ANTECEDENTES 1.- Pidió el accionante la protección de sus derechos fundamentales de petición y al debido proceso, presuntamente vulnerados por los funcionarios judiciales accionados. Como fundamento de su solicitud adujo que MARIA BERTEVINA CORREA BEDOYA laboró para ELKIN ECHAVARRÍA OLOZAGA del 1º de julio de 1962 al 1º de febrero de 1998, como empleada doméstica, con un salario final de $203.806, el cual era cancelado por la sociedad JACARANDA S.A.; que no le pagaron los días dominicales y festivos, cesantías ni sus intereses, primas, ni vacaciones; que por ello inició proceso ordinario laboral; que el 8 de agosto de 2002, hizo acta de manifiesto por la cual nombró al accionante como sobrino único heredero, para que hiciera la reclamación, en caso de fallecimiento; que en efecto, su deceso acaeció el 19 de julio de 2003; que el Juzgado Primero Laboral del Circuito de Medellín, profirió sentencia el 4 de julio de 2006, en la que declaró la prescripción trienal, según el artículo 488 del Código Sustantivo del Trabajo; que dicha prescripción no operó en este caso, por cuanto si bien la reclamación no se aportó al proceso, la misma sí se hizo, con escrito presentado personalmente en la Notaría de la Ceja Antioquia el 16 de marzo de 2000; que la providencia fue apelada y confirmada por la Corporación accionada el 8 de noviembre de 2006. 2.

Con fundamento en los hechos anteriores, pidió que se restablecieran los derechos laborales de la causante, a su favor, y se ordenara a la sociedad JACARANDA S.A. el pago de lo que adeuda por esa relación laboral. 3.- Por auto de 1º de febrero de 2011, esta Corporación, avocó el conocimiento, ordenó notificar a los accionados y demás intervinientes para que, dentro del término de traslado, se manifestaran sobre los hechos materia de la queja constitucional.

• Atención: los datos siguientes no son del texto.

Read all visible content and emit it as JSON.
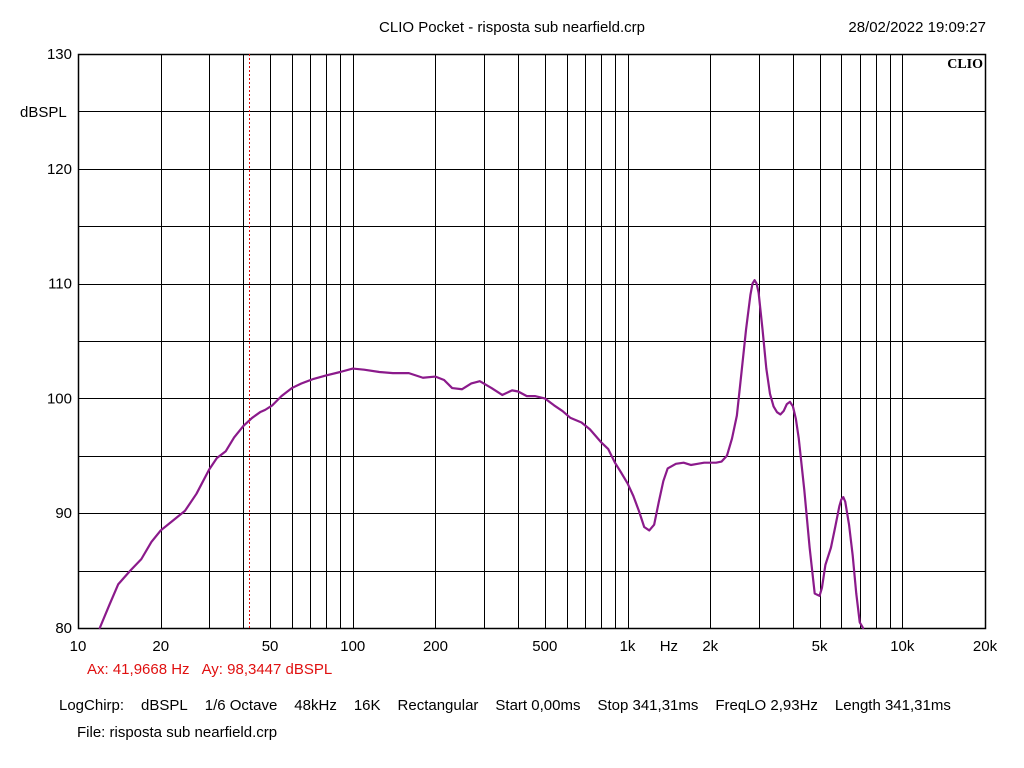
{
  "header": {
    "title": "CLIO Pocket - risposta sub nearfield.crp",
    "timestamp": "28/02/2022 19:09:27",
    "logo": "CLIO"
  },
  "cursor": {
    "ax_label": "Ax: 41,9668 Hz",
    "ay_label": "Ay: 98,3447 dBSPL",
    "x": 41.9668,
    "color": "#e01010"
  },
  "settings": {
    "items": [
      "LogChirp:",
      "dBSPL",
      "1/6 Octave",
      "48kHz",
      "16K",
      "Rectangular",
      "Start 0,00ms",
      "Stop 341,31ms",
      "FreqLO 2,93Hz",
      "Length 341,31ms"
    ]
  },
  "file": {
    "label": "File: risposta sub nearfield.crp"
  },
  "chart_data": {
    "type": "line",
    "title": "CLIO Pocket - risposta sub nearfield.crp",
    "xlabel": "Hz",
    "ylabel": "dBSPL",
    "xscale": "log",
    "xlim": [
      10,
      20000
    ],
    "ylim": [
      80,
      130
    ],
    "y_ticks": [
      80,
      90,
      100,
      110,
      120,
      130
    ],
    "x_ticks": [
      {
        "value": 10,
        "label": "10"
      },
      {
        "value": 20,
        "label": "20"
      },
      {
        "value": 50,
        "label": "50"
      },
      {
        "value": 100,
        "label": "100"
      },
      {
        "value": 200,
        "label": "200"
      },
      {
        "value": 500,
        "label": "500"
      },
      {
        "value": 1000,
        "label": "1k"
      },
      {
        "value": 2000,
        "label": "2k"
      },
      {
        "value": 5000,
        "label": "5k"
      },
      {
        "value": 10000,
        "label": "10k"
      },
      {
        "value": 20000,
        "label": "20k"
      }
    ],
    "grid": true,
    "line_color": "#8b1a8b",
    "series": [
      {
        "x": [
          12,
          13,
          14,
          15.5,
          17,
          18.5,
          20,
          22,
          24.5,
          27,
          30,
          32,
          34.5,
          37,
          40,
          43,
          46,
          48,
          51,
          55,
          60,
          65,
          72,
          80,
          90,
          100,
          110,
          125,
          140,
          160,
          180,
          200,
          215,
          230,
          250,
          270,
          290,
          320,
          350,
          380,
          400,
          430,
          460,
          500,
          540,
          580,
          620,
          680,
          730,
          800,
          850,
          900,
          950,
          1000,
          1050,
          1100,
          1150,
          1200,
          1250,
          1300,
          1350,
          1400,
          1500,
          1600,
          1700,
          1800,
          1900,
          2000,
          2100,
          2200,
          2300,
          2400,
          2500,
          2600,
          2700,
          2800,
          2850,
          2900,
          2950,
          3000,
          3100,
          3200,
          3300,
          3400,
          3500,
          3600,
          3700,
          3800,
          3900,
          4000,
          4100,
          4200,
          4400,
          4600,
          4800,
          5000,
          5100,
          5250,
          5500,
          5700,
          5900,
          6000,
          6100,
          6200,
          6400,
          6600,
          6800,
          7000,
          7200
        ],
        "y": [
          80,
          82,
          83.8,
          85,
          86,
          87.5,
          88.5,
          89.3,
          90.2,
          91.7,
          93.8,
          94.8,
          95.4,
          96.6,
          97.6,
          98.3,
          98.8,
          99,
          99.4,
          100.2,
          100.9,
          101.3,
          101.7,
          102,
          102.3,
          102.6,
          102.5,
          102.3,
          102.2,
          102.2,
          101.8,
          101.9,
          101.6,
          100.9,
          100.8,
          101.3,
          101.5,
          100.9,
          100.3,
          100.7,
          100.6,
          100.2,
          100.2,
          100,
          99.4,
          98.9,
          98.3,
          97.9,
          97.3,
          96.2,
          95.6,
          94.4,
          93.5,
          92.6,
          91.5,
          90.2,
          88.8,
          88.5,
          89,
          91,
          92.8,
          93.9,
          94.3,
          94.4,
          94.2,
          94.3,
          94.4,
          94.4,
          94.4,
          94.5,
          95,
          96.5,
          98.5,
          102.3,
          106,
          109,
          110,
          110.3,
          110,
          109.2,
          106,
          102.6,
          100.4,
          99.3,
          98.8,
          98.6,
          98.9,
          99.5,
          99.7,
          99.3,
          98.2,
          96.5,
          92,
          87,
          83,
          82.8,
          83.5,
          85.5,
          87,
          88.8,
          90.6,
          91.2,
          91.4,
          91,
          89,
          86.3,
          83,
          80.5,
          79.5
        ]
      }
    ]
  }
}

El Juzgado Sexto Penal Municipal para Adolescentes con Función de Control de Garantías, al que se repartió inicialmente esta petición, allegó copia del proceso ordinario laboral, y 13 folios contentivos, entre otros, de la comunicación enviada por la liquidadora de la sociedad JACARANDA S.A., informando que la misma ya fue liquidada. CONSIDERACIONES DE LA CORTE Estima esta Corte que la queja constitucional no cumple con el requisito de inmediatez, por cuanto se atacan las providencias emitidas en el proceso ordinario referenciado, dictadas el 4 de julio y el 8 de noviembre de 2006, es decir, con una diferencia de tiempo entre el fallo de segunda instancia y esta acción, de más de cuatro años.

Respecto de dicho tema esta Sala se ha pronunciado reiteradamente respecto del alcance de la referida inmediatez. Así en sentencia de 12 de mayo de 2009, radicado 24305, consignó que: “(…) no significa que el recurso constitucional esté sujeto a un término de caducidad, pero sí que al ser la inmediatez un requisito de procedibilidad, deba ponderarse con los criterios de razonabilidad y oportunidad en la instauración del mismo, pues de lo contrario, como en reiteradas oportunidades lo ha sostenido esta Corporación, se crearía una inconveniente inseguridad jurídica.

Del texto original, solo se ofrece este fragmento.